日本消化器内視鏡学会甲信越支部

25.18例のC型肝硬変、血小板減少例(58000〜85000/μl)に対する少量IFN-β療法の治療成績

飯田市立病院肝臓内科
山浦高裕、海野洋、岡庭信司、中村喜行
昭和伊南総合病院肝臓消化器内科
山浦高裕
富士見高原病院内科
太田裕志
松尾医院
松尾恭介
信州大学医学部消化器内科
一條哲也、田中栄司、清澤研道

C型肝硬変に対するIFN療法は血小板および白血球減少に伴う出血, 感染が危惧されることや、 肝不全の惹起の可能性から積極的に行われておらず、本邦においては保険適応外とされているの が現状である。しかし、C型肝硬変は高度HCC合併危険群であるため、その治療は急務である。 今回、我々の施設では血小板58000〜85000/μlのC型肝硬変18症例に対して24週間の少量 IFN-β療法を行った。全例が脱落せず24週間の少量IFN-β療法を行うことが可能であった。

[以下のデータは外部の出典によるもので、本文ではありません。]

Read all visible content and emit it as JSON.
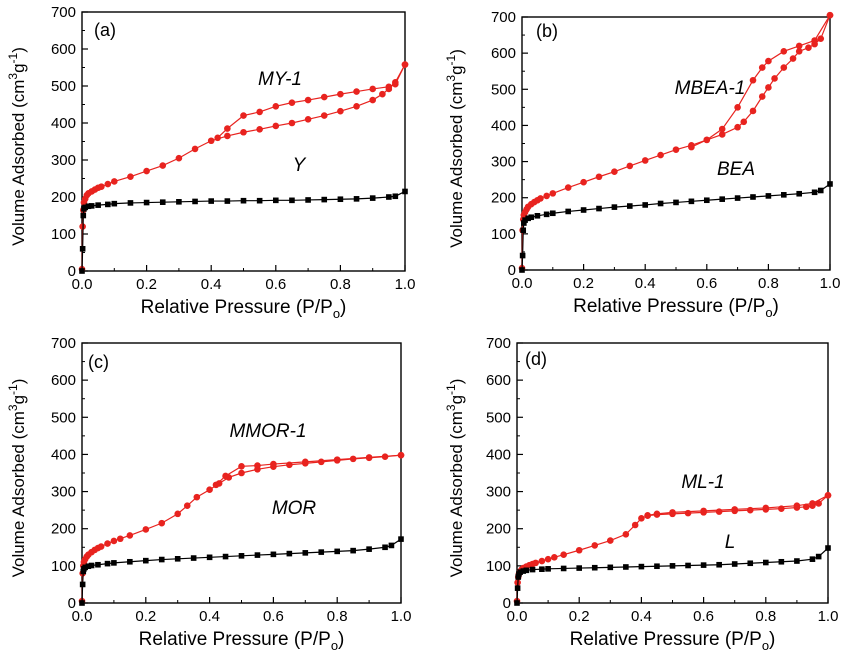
{
  "chart_data": [
    {
      "type": "line",
      "panel_label": "(a)",
      "xlabel": "Relative Pressure (P/P",
      "xlabel_sub": "o",
      "xlabel_end": ")",
      "ylabel": "Volume Adsorbed (cm",
      "ylabel_sup1": "3",
      "ylabel_mid": "g",
      "ylabel_sup2": "-1",
      "ylabel_end": ")",
      "xlim": [
        0,
        1.0
      ],
      "ylim": [
        0,
        700
      ],
      "xticks": [
        "0.0",
        "0.2",
        "0.4",
        "0.6",
        "0.8",
        "1.0"
      ],
      "yticks": [
        "0",
        "100",
        "200",
        "300",
        "400",
        "500",
        "600",
        "700"
      ],
      "series": [
        {
          "name": "MY-1",
          "color": "#e8231f",
          "marker": "circle",
          "x": [
            0.0,
            0.002,
            0.004,
            0.006,
            0.01,
            0.015,
            0.02,
            0.03,
            0.04,
            0.05,
            0.06,
            0.08,
            0.1,
            0.15,
            0.2,
            0.25,
            0.3,
            0.35,
            0.4,
            0.45,
            0.5,
            0.55,
            0.6,
            0.65,
            0.7,
            0.75,
            0.8,
            0.85,
            0.9,
            0.93,
            0.95,
            0.97,
            1.0
          ],
          "y": [
            5,
            120,
            165,
            185,
            195,
            205,
            210,
            215,
            220,
            225,
            228,
            235,
            242,
            255,
            270,
            285,
            305,
            330,
            352,
            365,
            375,
            383,
            392,
            400,
            410,
            420,
            432,
            445,
            462,
            478,
            492,
            510,
            558
          ]
        },
        {
          "name": "MY-1 desorption",
          "color": "#e8231f",
          "marker": "circle",
          "x": [
            1.0,
            0.97,
            0.95,
            0.9,
            0.85,
            0.8,
            0.75,
            0.7,
            0.65,
            0.6,
            0.55,
            0.5,
            0.45,
            0.42
          ],
          "y": [
            558,
            505,
            498,
            492,
            485,
            478,
            470,
            462,
            455,
            445,
            430,
            420,
            385,
            360
          ]
        },
        {
          "name": "Y",
          "color": "#000000",
          "marker": "square",
          "x": [
            0.0,
            0.002,
            0.004,
            0.006,
            0.01,
            0.02,
            0.03,
            0.05,
            0.08,
            0.1,
            0.15,
            0.2,
            0.25,
            0.3,
            0.35,
            0.4,
            0.45,
            0.5,
            0.55,
            0.6,
            0.65,
            0.7,
            0.75,
            0.8,
            0.85,
            0.9,
            0.95,
            0.97,
            1.0
          ],
          "y": [
            0,
            60,
            150,
            168,
            172,
            175,
            176,
            178,
            180,
            182,
            184,
            185,
            186,
            187,
            188,
            189,
            189,
            190,
            190,
            191,
            191,
            192,
            193,
            194,
            195,
            197,
            200,
            202,
            215
          ]
        }
      ]
    },
    {
      "type": "line",
      "panel_label": "(b)",
      "xlabel": "Relative Pressure (P/P",
      "xlabel_sub": "o",
      "xlabel_end": ")",
      "ylabel": "Volume Adsorbed (cm",
      "ylabel_sup1": "3",
      "ylabel_mid": "g",
      "ylabel_sup2": "-1",
      "ylabel_end": ")",
      "xlim": [
        0,
        1.0
      ],
      "ylim": [
        0,
        700
      ],
      "xticks": [
        "0.0",
        "0.2",
        "0.4",
        "0.6",
        "0.8",
        "1.0"
      ],
      "yticks": [
        "0",
        "100",
        "200",
        "300",
        "400",
        "500",
        "600",
        "700"
      ],
      "series": [
        {
          "name": "MBEA-1",
          "color": "#e8231f",
          "marker": "circle",
          "x": [
            0.0,
            0.002,
            0.004,
            0.006,
            0.01,
            0.015,
            0.02,
            0.03,
            0.04,
            0.05,
            0.06,
            0.08,
            0.1,
            0.15,
            0.2,
            0.25,
            0.3,
            0.35,
            0.4,
            0.45,
            0.5,
            0.55,
            0.6,
            0.65,
            0.7,
            0.72,
            0.75,
            0.78,
            0.8,
            0.82,
            0.85,
            0.88,
            0.9,
            0.93,
            0.95,
            0.97,
            1.0
          ],
          "y": [
            5,
            110,
            140,
            152,
            160,
            168,
            175,
            182,
            188,
            193,
            198,
            205,
            212,
            228,
            243,
            258,
            272,
            288,
            303,
            318,
            333,
            345,
            360,
            375,
            395,
            410,
            440,
            480,
            505,
            530,
            560,
            585,
            605,
            615,
            625,
            640,
            705
          ]
        },
        {
          "name": "MBEA-1 desorption",
          "color": "#e8231f",
          "marker": "circle",
          "x": [
            1.0,
            0.95,
            0.9,
            0.85,
            0.8,
            0.78,
            0.75,
            0.7,
            0.65,
            0.6,
            0.55
          ],
          "y": [
            705,
            635,
            620,
            605,
            578,
            560,
            525,
            450,
            390,
            360,
            340
          ]
        },
        {
          "name": "BEA",
          "color": "#000000",
          "marker": "square",
          "x": [
            0.0,
            0.002,
            0.004,
            0.006,
            0.01,
            0.02,
            0.03,
            0.05,
            0.08,
            0.1,
            0.15,
            0.2,
            0.25,
            0.3,
            0.35,
            0.4,
            0.45,
            0.5,
            0.55,
            0.6,
            0.65,
            0.7,
            0.75,
            0.8,
            0.85,
            0.9,
            0.95,
            0.97,
            1.0
          ],
          "y": [
            0,
            40,
            110,
            130,
            138,
            143,
            146,
            150,
            154,
            157,
            162,
            166,
            170,
            174,
            177,
            180,
            184,
            187,
            190,
            193,
            196,
            199,
            202,
            205,
            208,
            211,
            215,
            220,
            238
          ]
        }
      ]
    },
    {
      "type": "line",
      "panel_label": "(c)",
      "xlabel": "Relative Pressure (P/P",
      "xlabel_sub": "o",
      "xlabel_end": ")",
      "ylabel": "Volume Adsorbed (cm",
      "ylabel_sup1": "3",
      "ylabel_mid": "g",
      "ylabel_sup2": "-1",
      "ylabel_end": ")",
      "xlim": [
        0,
        1.0
      ],
      "ylim": [
        0,
        700
      ],
      "xticks": [
        "0.0",
        "0.2",
        "0.4",
        "0.6",
        "0.8",
        "1.0"
      ],
      "yticks": [
        "0",
        "100",
        "200",
        "300",
        "400",
        "500",
        "600",
        "700"
      ],
      "series": [
        {
          "name": "MMOR-1",
          "color": "#e8231f",
          "marker": "circle",
          "x": [
            0.0,
            0.002,
            0.004,
            0.006,
            0.01,
            0.015,
            0.02,
            0.03,
            0.04,
            0.05,
            0.06,
            0.08,
            0.1,
            0.12,
            0.15,
            0.2,
            0.25,
            0.3,
            0.33,
            0.36,
            0.4,
            0.43,
            0.46,
            0.5,
            0.55,
            0.6,
            0.65,
            0.7,
            0.75,
            0.8,
            0.85,
            0.9,
            0.95,
            1.0
          ],
          "y": [
            5,
            80,
            100,
            110,
            118,
            125,
            130,
            137,
            143,
            148,
            152,
            160,
            167,
            173,
            182,
            198,
            215,
            240,
            262,
            285,
            305,
            322,
            338,
            350,
            360,
            367,
            372,
            376,
            380,
            384,
            388,
            391,
            394,
            398
          ]
        },
        {
          "name": "MMOR-1 desorption",
          "color": "#e8231f",
          "marker": "circle",
          "x": [
            1.0,
            0.9,
            0.8,
            0.7,
            0.6,
            0.55,
            0.5,
            0.45,
            0.42
          ],
          "y": [
            398,
            392,
            386,
            380,
            374,
            370,
            368,
            342,
            318
          ]
        },
        {
          "name": "MOR",
          "color": "#000000",
          "marker": "square",
          "x": [
            0.0,
            0.002,
            0.004,
            0.006,
            0.01,
            0.02,
            0.03,
            0.05,
            0.08,
            0.1,
            0.15,
            0.2,
            0.25,
            0.3,
            0.35,
            0.4,
            0.45,
            0.5,
            0.55,
            0.6,
            0.65,
            0.7,
            0.75,
            0.8,
            0.85,
            0.9,
            0.95,
            0.97,
            1.0
          ],
          "y": [
            0,
            50,
            85,
            92,
            96,
            99,
            101,
            103,
            106,
            108,
            111,
            114,
            117,
            119,
            121,
            123,
            125,
            127,
            129,
            131,
            133,
            135,
            137,
            139,
            141,
            145,
            150,
            155,
            172
          ]
        }
      ]
    },
    {
      "type": "line",
      "panel_label": "(d)",
      "xlabel": "Relative Pressure (P/P",
      "xlabel_sub": "o",
      "xlabel_end": ")",
      "ylabel": "Volume Adsorbed (cm",
      "ylabel_sup1": "3",
      "ylabel_mid": "g",
      "ylabel_sup2": "-1",
      "ylabel_end": ")",
      "xlim": [
        0,
        1.0
      ],
      "ylim": [
        0,
        700
      ],
      "xticks": [
        "0.0",
        "0.2",
        "0.4",
        "0.6",
        "0.8",
        "1.0"
      ],
      "yticks": [
        "0",
        "100",
        "200",
        "300",
        "400",
        "500",
        "600",
        "700"
      ],
      "series": [
        {
          "name": "ML-1",
          "color": "#e8231f",
          "marker": "circle",
          "x": [
            0.0,
            0.002,
            0.004,
            0.006,
            0.01,
            0.015,
            0.02,
            0.03,
            0.04,
            0.05,
            0.06,
            0.08,
            0.1,
            0.12,
            0.15,
            0.2,
            0.25,
            0.3,
            0.35,
            0.38,
            0.4,
            0.42,
            0.45,
            0.5,
            0.55,
            0.6,
            0.65,
            0.7,
            0.75,
            0.8,
            0.85,
            0.9,
            0.93,
            0.95,
            0.97,
            1.0
          ],
          "y": [
            5,
            55,
            70,
            78,
            85,
            90,
            94,
            98,
            102,
            105,
            108,
            113,
            118,
            123,
            130,
            142,
            155,
            168,
            185,
            210,
            228,
            235,
            238,
            240,
            242,
            244,
            246,
            248,
            250,
            252,
            254,
            257,
            259,
            262,
            268,
            290
          ]
        },
        {
          "name": "ML-1 desorption",
          "color": "#e8231f",
          "marker": "circle",
          "x": [
            1.0,
            0.95,
            0.9,
            0.8,
            0.7,
            0.6,
            0.5,
            0.45,
            0.42
          ],
          "y": [
            290,
            268,
            262,
            256,
            252,
            248,
            244,
            240,
            236
          ]
        },
        {
          "name": "L",
          "color": "#000000",
          "marker": "square",
          "x": [
            0.0,
            0.002,
            0.004,
            0.006,
            0.01,
            0.02,
            0.03,
            0.05,
            0.08,
            0.1,
            0.15,
            0.2,
            0.25,
            0.3,
            0.35,
            0.4,
            0.45,
            0.5,
            0.55,
            0.6,
            0.65,
            0.7,
            0.75,
            0.8,
            0.85,
            0.9,
            0.95,
            0.97,
            1.0
          ],
          "y": [
            0,
            40,
            70,
            78,
            83,
            86,
            88,
            90,
            91,
            92,
            93,
            94,
            95,
            96,
            97,
            98,
            99,
            100,
            101,
            102,
            103,
            105,
            107,
            109,
            111,
            113,
            118,
            125,
            148
          ]
        }
      ]
    }
  ],
  "series_labels": [
    [
      {
        "text": "MY-1"
      },
      {
        "text": "Y"
      }
    ],
    [
      {
        "text": "MBEA-1"
      },
      {
        "text": "BEA"
      }
    ],
    [
      {
        "text": "MMOR-1"
      },
      {
        "text": "MOR"
      }
    ],
    [
      {
        "text": "ML-1"
      },
      {
        "text": "L"
      }
    ]
  ]
}
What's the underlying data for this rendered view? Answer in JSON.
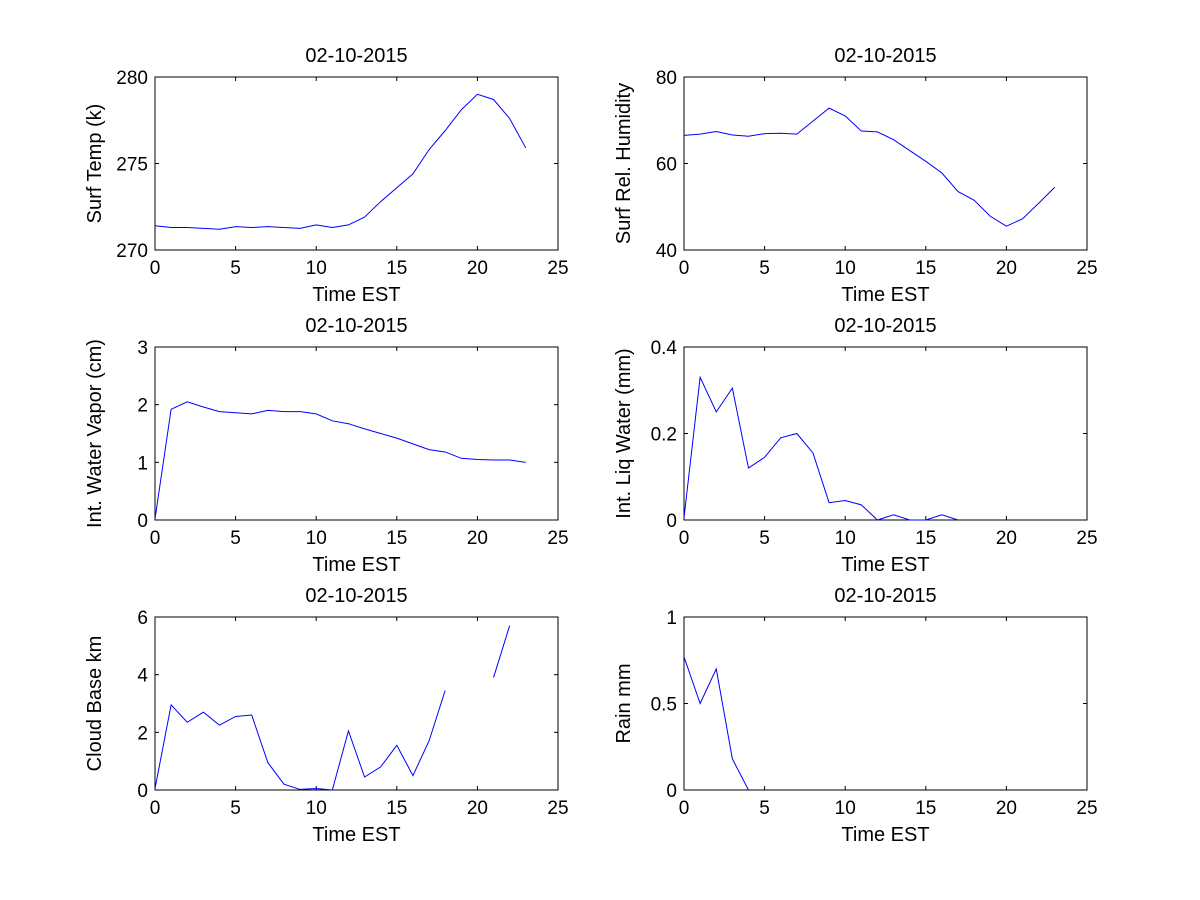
{
  "colors": {
    "line": "#0000ff",
    "axes": "#000000",
    "background": "#ffffff"
  },
  "chart_data": [
    {
      "type": "line",
      "title": "02-10-2015",
      "xlabel": "Time EST",
      "ylabel": "Surf Temp (k)",
      "xlim": [
        0,
        25
      ],
      "ylim": [
        270,
        280
      ],
      "xticks": [
        "0",
        "5",
        "10",
        "15",
        "20",
        "25"
      ],
      "yticks": [
        "270",
        "275",
        "280"
      ],
      "series": [
        {
          "name": "Surf Temp (k)",
          "x": [
            0,
            1,
            2,
            3,
            4,
            5,
            6,
            7,
            8,
            9,
            10,
            11,
            12,
            13,
            14,
            15,
            16,
            17,
            18,
            19,
            20,
            21,
            22,
            23
          ],
          "y": [
            271.4,
            271.3,
            271.3,
            271.25,
            271.2,
            271.35,
            271.3,
            271.35,
            271.3,
            271.25,
            271.45,
            271.3,
            271.45,
            271.9,
            272.8,
            273.6,
            274.4,
            275.8,
            276.9,
            278.1,
            279.0,
            278.7,
            277.6,
            275.9
          ]
        }
      ]
    },
    {
      "type": "line",
      "title": "02-10-2015",
      "xlabel": "Time EST",
      "ylabel": "Surf Rel. Humidity",
      "xlim": [
        0,
        25
      ],
      "ylim": [
        40,
        80
      ],
      "xticks": [
        "0",
        "5",
        "10",
        "15",
        "20",
        "25"
      ],
      "yticks": [
        "40",
        "60",
        "80"
      ],
      "series": [
        {
          "name": "Surf Rel. Humidity",
          "x": [
            0,
            1,
            2,
            3,
            4,
            5,
            6,
            7,
            8,
            9,
            10,
            11,
            12,
            13,
            14,
            15,
            16,
            17,
            18,
            19,
            20,
            21,
            22,
            23
          ],
          "y": [
            66.5,
            66.8,
            67.4,
            66.6,
            66.3,
            66.9,
            67.0,
            66.8,
            69.8,
            72.8,
            71.0,
            67.5,
            67.3,
            65.5,
            63.0,
            60.5,
            57.8,
            53.5,
            51.5,
            47.8,
            45.5,
            47.2,
            50.8,
            54.5
          ]
        }
      ]
    },
    {
      "type": "line",
      "title": "02-10-2015",
      "xlabel": "Time EST",
      "ylabel": "Int. Water Vapor (cm)",
      "xlim": [
        0,
        25
      ],
      "ylim": [
        0,
        3
      ],
      "xticks": [
        "0",
        "5",
        "10",
        "15",
        "20",
        "25"
      ],
      "yticks": [
        "0",
        "1",
        "2",
        "3"
      ],
      "series": [
        {
          "name": "Int. Water Vapor (cm)",
          "x": [
            0,
            1,
            2,
            3,
            4,
            5,
            6,
            7,
            8,
            9,
            10,
            11,
            12,
            13,
            14,
            15,
            16,
            17,
            18,
            19,
            20,
            21,
            22,
            23
          ],
          "y": [
            0.02,
            1.92,
            2.05,
            1.96,
            1.88,
            1.86,
            1.84,
            1.9,
            1.88,
            1.88,
            1.84,
            1.72,
            1.67,
            1.58,
            1.5,
            1.42,
            1.32,
            1.22,
            1.18,
            1.07,
            1.05,
            1.04,
            1.04,
            1.0
          ]
        }
      ]
    },
    {
      "type": "line",
      "title": "02-10-2015",
      "xlabel": "Time EST",
      "ylabel": "Int. Liq Water (mm)",
      "xlim": [
        0,
        25
      ],
      "ylim": [
        0,
        0.4
      ],
      "xticks": [
        "0",
        "5",
        "10",
        "15",
        "20",
        "25"
      ],
      "yticks": [
        "0",
        "0.2",
        "0.4"
      ],
      "series": [
        {
          "name": "Int. Liq Water (mm)",
          "x": [
            0,
            1,
            2,
            3,
            4,
            5,
            6,
            7,
            8,
            9,
            10,
            11,
            12,
            13,
            14,
            15,
            16,
            17
          ],
          "y": [
            0.005,
            0.33,
            0.25,
            0.305,
            0.12,
            0.145,
            0.19,
            0.2,
            0.155,
            0.04,
            0.045,
            0.035,
            0.0,
            0.012,
            0.0,
            0.0,
            0.012,
            0.0
          ]
        }
      ]
    },
    {
      "type": "line",
      "title": "02-10-2015",
      "xlabel": "Time EST",
      "ylabel": "Cloud Base km",
      "xlim": [
        0,
        25
      ],
      "ylim": [
        0,
        6
      ],
      "xticks": [
        "0",
        "5",
        "10",
        "15",
        "20",
        "25"
      ],
      "yticks": [
        "0",
        "2",
        "4",
        "6"
      ],
      "series": [
        {
          "name": "Cloud Base km",
          "x": [
            0,
            1,
            2,
            3,
            4,
            5,
            6,
            7,
            8,
            9,
            10,
            11,
            12,
            13,
            14,
            15,
            16,
            17,
            18,
            19,
            20,
            21,
            22
          ],
          "y": [
            0.05,
            2.95,
            2.35,
            2.7,
            2.25,
            2.55,
            2.6,
            0.95,
            0.2,
            0.02,
            0.05,
            0.0,
            2.05,
            0.45,
            0.8,
            1.55,
            0.5,
            1.7,
            3.45,
            null,
            null,
            3.9,
            5.7
          ]
        }
      ]
    },
    {
      "type": "line",
      "title": "02-10-2015",
      "xlabel": "Time EST",
      "ylabel": "Rain mm",
      "xlim": [
        0,
        25
      ],
      "ylim": [
        0,
        1
      ],
      "xticks": [
        "0",
        "5",
        "10",
        "15",
        "20",
        "25"
      ],
      "yticks": [
        "0",
        "0.5",
        "1"
      ],
      "series": [
        {
          "name": "Rain mm",
          "x": [
            0,
            1,
            2,
            3,
            4
          ],
          "y": [
            0.77,
            0.5,
            0.7,
            0.18,
            0.0
          ]
        }
      ]
    }
  ]
}
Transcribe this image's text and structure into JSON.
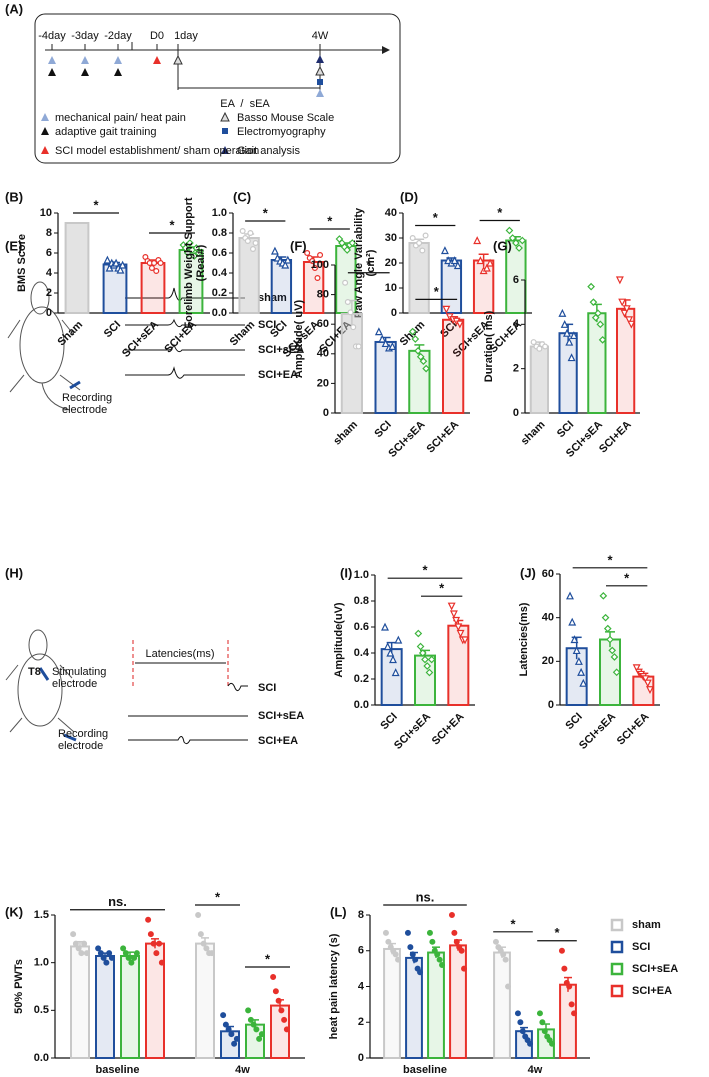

治療 成績はCRが4例、ICRが2例、PRが7例、NRが5例であった。HCV遺伝子型2a型, HCV-RNA量 が100KIU/ml以下の4例は3例がCRとなった。HCV-RNA量が350KIU/ml以上ではウイルスの 駆逐は難しいが、ICRとなる症例もありトランスアミナーゼを安定化させることができる可能性が あると考えられた。また、治療終了後21〜40ヶ月の経過観察期間において18症例中5例において HCCの合併を認め、HCC合併5例中4症はPRおよびNRであった症例よりの発癌であり、HCC合 併5例中3例はIFN療法前にHCC合併の既往症例であり、少量IFN-β療法の治療時期はHCC合併 前に試みるべきと考えられた。